Red Princess: A Revolutionary Life – Sofka Zinovieff
In 1907, Princess Sophy (‘Sofka’) DolgorOuky was born in St Petersburg. Members of the Imperial family had attended her parents’ wedding earlier that same year, and the child was born into a privileged world of nurses, private tutors and elegant tea parties. The Russian Revolution caused the princess to flee across Europe to England, but it was the Second World War that left the deepest marks on her adult life. During those years, she left her first husband and lost her second. Later, she was interned in a Nazi prison camp, where she discovered Communism and showed great bravery in defending the rights of the Jewish prisoners. It was her Communism which took her back to the Soviet Union as an improbable tour guide for British workers. And Communism, albeit indirectly, brought her the last love of her life, Jack, a working-class Londoner who had never been abroad. Sofka’s colourful life also included a close friendship with Laurence Olivier, innumerable lovers, some serious, some quickly discarded, and an abiding love of reading and especially poetry. This affectionate portrait of the ‘red princess’ by her granddaughter and namesake uses letter, diaries and interviews to recreate a vanished world and also explore the author’s own Russian roots.

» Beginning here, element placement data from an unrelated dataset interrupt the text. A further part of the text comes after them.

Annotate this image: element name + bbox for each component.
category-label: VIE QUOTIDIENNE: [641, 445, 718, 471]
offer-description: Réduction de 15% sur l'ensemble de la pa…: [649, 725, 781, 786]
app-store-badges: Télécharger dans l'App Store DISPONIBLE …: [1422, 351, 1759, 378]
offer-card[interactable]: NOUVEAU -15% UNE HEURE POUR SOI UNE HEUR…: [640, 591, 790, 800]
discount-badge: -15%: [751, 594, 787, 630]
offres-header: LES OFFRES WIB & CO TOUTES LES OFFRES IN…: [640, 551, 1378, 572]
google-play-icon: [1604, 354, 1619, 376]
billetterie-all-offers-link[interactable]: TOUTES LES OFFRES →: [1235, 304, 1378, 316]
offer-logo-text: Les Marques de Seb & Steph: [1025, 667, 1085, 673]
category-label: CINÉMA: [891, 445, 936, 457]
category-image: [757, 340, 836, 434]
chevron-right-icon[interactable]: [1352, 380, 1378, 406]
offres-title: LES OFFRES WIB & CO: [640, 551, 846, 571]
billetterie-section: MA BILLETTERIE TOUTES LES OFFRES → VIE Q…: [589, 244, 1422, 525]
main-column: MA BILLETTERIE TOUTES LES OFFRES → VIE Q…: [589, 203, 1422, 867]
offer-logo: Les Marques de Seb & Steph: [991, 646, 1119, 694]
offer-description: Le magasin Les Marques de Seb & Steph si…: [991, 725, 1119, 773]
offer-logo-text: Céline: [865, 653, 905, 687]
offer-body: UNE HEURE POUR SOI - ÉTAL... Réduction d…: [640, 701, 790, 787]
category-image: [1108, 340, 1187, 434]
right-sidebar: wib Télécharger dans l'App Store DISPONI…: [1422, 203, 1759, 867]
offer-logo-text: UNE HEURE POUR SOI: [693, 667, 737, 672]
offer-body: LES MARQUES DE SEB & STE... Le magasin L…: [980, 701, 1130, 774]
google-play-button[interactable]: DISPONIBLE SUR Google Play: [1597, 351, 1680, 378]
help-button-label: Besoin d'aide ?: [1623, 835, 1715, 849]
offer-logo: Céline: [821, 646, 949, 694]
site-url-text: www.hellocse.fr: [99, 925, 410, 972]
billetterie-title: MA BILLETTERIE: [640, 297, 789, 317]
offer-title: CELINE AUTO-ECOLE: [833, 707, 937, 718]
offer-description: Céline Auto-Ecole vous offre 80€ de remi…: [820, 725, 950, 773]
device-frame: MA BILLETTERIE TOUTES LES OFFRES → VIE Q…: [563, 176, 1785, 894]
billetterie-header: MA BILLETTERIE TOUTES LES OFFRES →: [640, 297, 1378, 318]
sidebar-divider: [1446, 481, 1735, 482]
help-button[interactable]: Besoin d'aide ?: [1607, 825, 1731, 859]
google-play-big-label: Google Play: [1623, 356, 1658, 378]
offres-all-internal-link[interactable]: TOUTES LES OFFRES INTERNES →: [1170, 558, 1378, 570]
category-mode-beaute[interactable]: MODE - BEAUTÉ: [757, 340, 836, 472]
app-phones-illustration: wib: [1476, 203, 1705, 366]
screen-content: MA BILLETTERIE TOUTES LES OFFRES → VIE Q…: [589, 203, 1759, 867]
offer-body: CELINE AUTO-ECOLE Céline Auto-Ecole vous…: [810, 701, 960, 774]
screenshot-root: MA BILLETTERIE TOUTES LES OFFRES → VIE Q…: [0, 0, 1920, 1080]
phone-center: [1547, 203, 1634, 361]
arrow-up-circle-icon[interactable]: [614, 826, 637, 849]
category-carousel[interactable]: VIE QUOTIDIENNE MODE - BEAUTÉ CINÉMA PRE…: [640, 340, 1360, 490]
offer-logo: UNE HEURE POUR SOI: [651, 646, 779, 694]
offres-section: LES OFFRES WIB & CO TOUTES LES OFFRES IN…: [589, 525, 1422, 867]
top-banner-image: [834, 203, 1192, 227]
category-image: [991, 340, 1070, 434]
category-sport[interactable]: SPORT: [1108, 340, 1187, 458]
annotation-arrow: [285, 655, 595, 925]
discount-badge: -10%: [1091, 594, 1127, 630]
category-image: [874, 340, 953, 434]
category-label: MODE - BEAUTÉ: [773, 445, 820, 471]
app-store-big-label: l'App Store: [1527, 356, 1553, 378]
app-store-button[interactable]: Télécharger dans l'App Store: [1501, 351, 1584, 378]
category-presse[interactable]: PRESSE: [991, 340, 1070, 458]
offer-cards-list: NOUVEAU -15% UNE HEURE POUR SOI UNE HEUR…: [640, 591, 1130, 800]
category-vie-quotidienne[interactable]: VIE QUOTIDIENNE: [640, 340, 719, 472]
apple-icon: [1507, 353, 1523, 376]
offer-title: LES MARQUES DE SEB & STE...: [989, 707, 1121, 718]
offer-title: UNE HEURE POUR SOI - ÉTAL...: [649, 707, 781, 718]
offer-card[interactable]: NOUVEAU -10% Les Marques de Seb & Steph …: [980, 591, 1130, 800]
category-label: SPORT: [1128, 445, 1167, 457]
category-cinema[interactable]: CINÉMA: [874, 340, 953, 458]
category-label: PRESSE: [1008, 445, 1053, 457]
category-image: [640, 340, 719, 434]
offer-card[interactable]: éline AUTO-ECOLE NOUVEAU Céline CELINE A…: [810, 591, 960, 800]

your presence if required at suvanto by Maile Chapman
In a remote, piney wood in Finland stands a convalescent hospital called Suvanto. It is the early twentieth century and the patients, all women, seek relief from ailments real and imagined. The upper floors house foreign women of privilege, tended to by head nurse Sunny Taylor, an American who has fled an ill-starred life only to retreat behind a mask of crisp professionalism.
On a late-summer day a new patient arrives on Sunny’s ward, a faded, irascible former ballroom-dance instructor named Julia Dey. Sunny takes it upon herself to pierce the mystery of Julia’s reserve but soon Julia’s tightly coiled anger, places her at the centre of the ward’s tangled life…
The Wild Places – Robert Macfarlane
Robert Macfarlane embarks on a series of beautifully described journeys in search of the wildness that remains in these islands. The Wild Places mixes history, memory and landscape in a strange and bewitching evocation of wildness and its importance…
Pereira Maintains – Antonio Tabucchi
In the sweltering summer of 1938 in Portugal, a country under the fascist shadow of Spain, a mysterious young man arrives at the doorstep of Dr Pereira. So begins an unlikely alliance that will result in a devastating act of rebellion. This is Pereira’s testimony.
The Other – David Guterson
Seattle, 1972: Neil Countryman and John William Barry, two teenage boys from very different backgrounds, are at the start of an 800m race. Their lives collide for the first time, and so begins an extraordinary friendship. As they grow older Neil follows the conventional route of the American dream, but the eccentric, fiercely intelligent John William makes radically different choices, dropping out of college and moving deep into the woods. Convinced it is the only way to live without hypocrisy, John William enlists Neil to help him disappear completely, drawing his oldest friend into a web of secrets and agonising responsibility, deceit and tragedy – one that will finally break open with an unexpected, life-altering revelation.
I Curse the River of Time – Per Petterson
It is 1989 and all over Europe Communism is crumbling. Arvid Jansen is in the throes of a divorce. At the same time, his mother is diagnosed with cancer. Over a few intense autumn days, we follow Arvid as he struggles to find a new footing in his life, while everything around him is changing at staggering speed. As he attempts to negotiate the present, he remembers holidays on the beach with his brothers, his early working life devoted to Communist ideals, courtship, and his relationship with his tough, independent mother – a relationship full of distance and unspoken pain that is central to Arvid’s life.